Mal eine Frage zum Thema Unterhalt
Timothy, Tuesday, 26.01.2010, 02:09 (vor 5819 Tagen)
Diese Frage beschäftigt mich seit gestern, konnte aber bei google auf die schnelle keine Antwort finden und habe jetzt keine Lust mich durch Gerichtsurteile zu wühlen, vielleicht kennt ja jemand hier die Antwort.
Nehmen wir an ein verheiratetes Paar (beide Arbeitslos) und sagen wir 2 Kinder trennen sich. Die Kinder bekommt die Frau zugesprochen.
Ist das Gesetz mittlerweile so pervers nun den Mann in die (fiktive soll heissen die Schulden fangen an sich zu türmen für ihn) Unterhaltspflicht für die 2 Kinder zu nehmen obwohl er bereits zu Ehezeiten arbeitslos war, und das obwohl er tatsächlich keine Arbeit findet?
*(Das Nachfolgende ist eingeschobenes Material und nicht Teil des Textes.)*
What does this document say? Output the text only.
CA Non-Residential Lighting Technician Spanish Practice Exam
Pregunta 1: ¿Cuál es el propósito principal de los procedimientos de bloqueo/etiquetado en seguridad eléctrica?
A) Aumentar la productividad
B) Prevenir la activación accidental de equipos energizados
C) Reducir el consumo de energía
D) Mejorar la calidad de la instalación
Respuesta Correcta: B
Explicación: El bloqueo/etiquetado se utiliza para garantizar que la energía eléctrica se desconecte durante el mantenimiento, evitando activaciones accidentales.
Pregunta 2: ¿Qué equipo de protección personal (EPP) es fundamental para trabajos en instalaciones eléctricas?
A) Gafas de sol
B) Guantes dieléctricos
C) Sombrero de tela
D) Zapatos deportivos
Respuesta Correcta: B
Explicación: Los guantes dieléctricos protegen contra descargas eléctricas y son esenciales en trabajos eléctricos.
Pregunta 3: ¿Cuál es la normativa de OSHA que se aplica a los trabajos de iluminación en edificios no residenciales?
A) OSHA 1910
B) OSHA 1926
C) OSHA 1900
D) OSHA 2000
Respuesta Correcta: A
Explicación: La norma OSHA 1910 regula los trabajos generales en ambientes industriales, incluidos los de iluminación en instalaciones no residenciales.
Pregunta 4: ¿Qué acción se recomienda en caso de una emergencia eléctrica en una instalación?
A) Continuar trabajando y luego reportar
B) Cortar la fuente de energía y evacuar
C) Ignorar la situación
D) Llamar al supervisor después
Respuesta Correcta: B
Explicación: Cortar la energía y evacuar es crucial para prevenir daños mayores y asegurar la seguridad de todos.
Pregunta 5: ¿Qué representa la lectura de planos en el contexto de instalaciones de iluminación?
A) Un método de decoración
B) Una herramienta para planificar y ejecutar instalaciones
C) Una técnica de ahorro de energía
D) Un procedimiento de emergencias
Kurze Antwort zum Thema Unterhalt
Mus Lim
, Tuesday, 26.01.2010, 02:30 (vor 5819 Tagen) @ Timothy
Ist das Gesetz mittlerweile so pervers nun den Mann in die (fiktive soll
heissen die Schulden fangen an sich zu türmen für ihn) Unterhaltspflicht
für die 2 Kinder zu nehmen obwohl er bereits zu Ehezeiten arbeitslos war,
und das obwohl er tatsächlich keine Arbeit findet?
Wo nichts ist, ist nichts zu holen.
Das verstehen auch Richter.
Unsicher ist allerdings, ob alle Richter das verstehen,
bzw. ob die Exe das hinnimmt und Druck macht.
Sicher ist in dieser Zeit nur,
dass für Männer nichts sicher ist.
Schon gar nicht im Familienrecht.
Deutsches Familienrecht heißt für Männer:
Vom Familienoberhaupt zum Zahlesel.
--
Mach mit! http://wikimannia.org
Im Aufbau: http://en.wikimannia.org
Mal eine Frage zum Thema Unterhalt
Sachse, Tuesday, 26.01.2010, 03:53 (vor 5819 Tagen) @ Timothy
Der Unterhalt richtet sich nach dem Einkommen des Unterhaltspflichtigen,
Liegt dieser Unterhalb des Selbstbehaltes ist keine Zahlung möglich.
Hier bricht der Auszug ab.